J-Term: Team Engagement Developers

“Personalized virtual communities for teaching and research are primed to be one of the next big things for librarians and academia. It’s part of the transition we face from content providers to engagement developers.” -Brian Matthews

I thought about this post in the Chronicle excerpted above when I was organizing content for the J-Term course I co-taught this month with the awesome Shaun Trujillo.

Our course, Media Archaeology, Digital Humanities & The Archives, experimented with a humanities lab, a concept/practice I’ve long wanted to explore. As a libarchivist/instructional technologist, I work towards meaningful integration of technology into teaching contexts. Digital projects require skills and relationships not often available in traditional humanities seminars. This is not to say that the content embedded in digital projects isn't essential; Shaun and I are not swept up by 'pixel dust;' we committed to thinking about media and artifacts both conceptually and practically.

The Humanities Lab is not new. In the introduction to the recently published book, Comparative Textual Media: Transforming the Humanities in the Postprint Era, Hayles and Pressman talk about “a major development in integrating a media framework into humanities disciplines is the advent of the Humanities Lab. Among the early pioneers was Jeffrey Schnapp. When he was at Stanford University, he envisioned the Humanities Lab as providing space for collaborative work on large project that he calls the ”Big Humanities“ (by analogy with ”Big Science“)…Humanities Labs also lead the way in offering new models of pedagogy.” (xvi)

There are many rewards and opportunities for these types of classroom experiences, extending the tradition lecture and seminar into hands-on-digital projects. Hayles and Pressman offer a wonderful example from Duke University art history course. In our case, we did hands on work appraising digital photos, took apart an iMac, used software from 2001, and ran programs on a C–64.

Three photographs of of a video conference, students working with an iMac and a close up of a C 64 console.

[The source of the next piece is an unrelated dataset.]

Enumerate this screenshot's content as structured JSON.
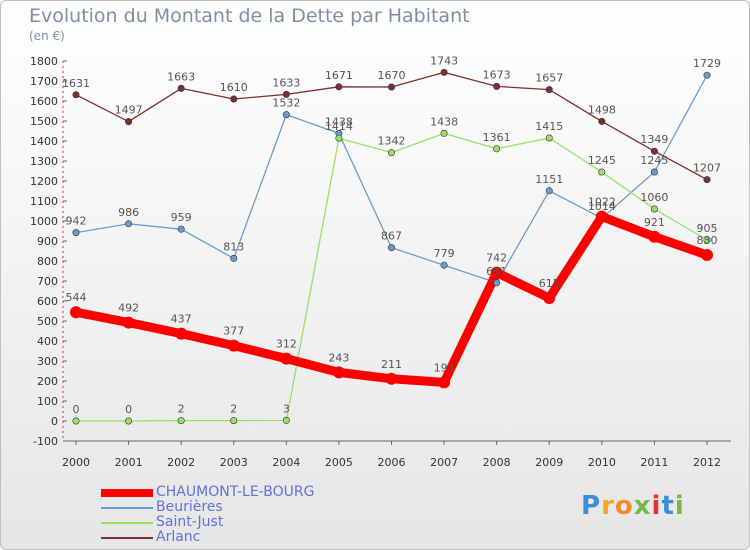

As librarians, working with digital forensics and new media, our role as content providers is given, but our role as engagement developers is an emerging one. In order for complex assignments and experiences to be scaled undergraduate classrooms, faculty, librarians, and technologists need to team up to make these projects sustainable realities. Librarians are primed to collaborate meaningfully in these teams not just as “content providers but as engagement developers.” I am excited to continue collaborating with Shaun as we refine and extend our work together on media archaeology and digital forensics in the future.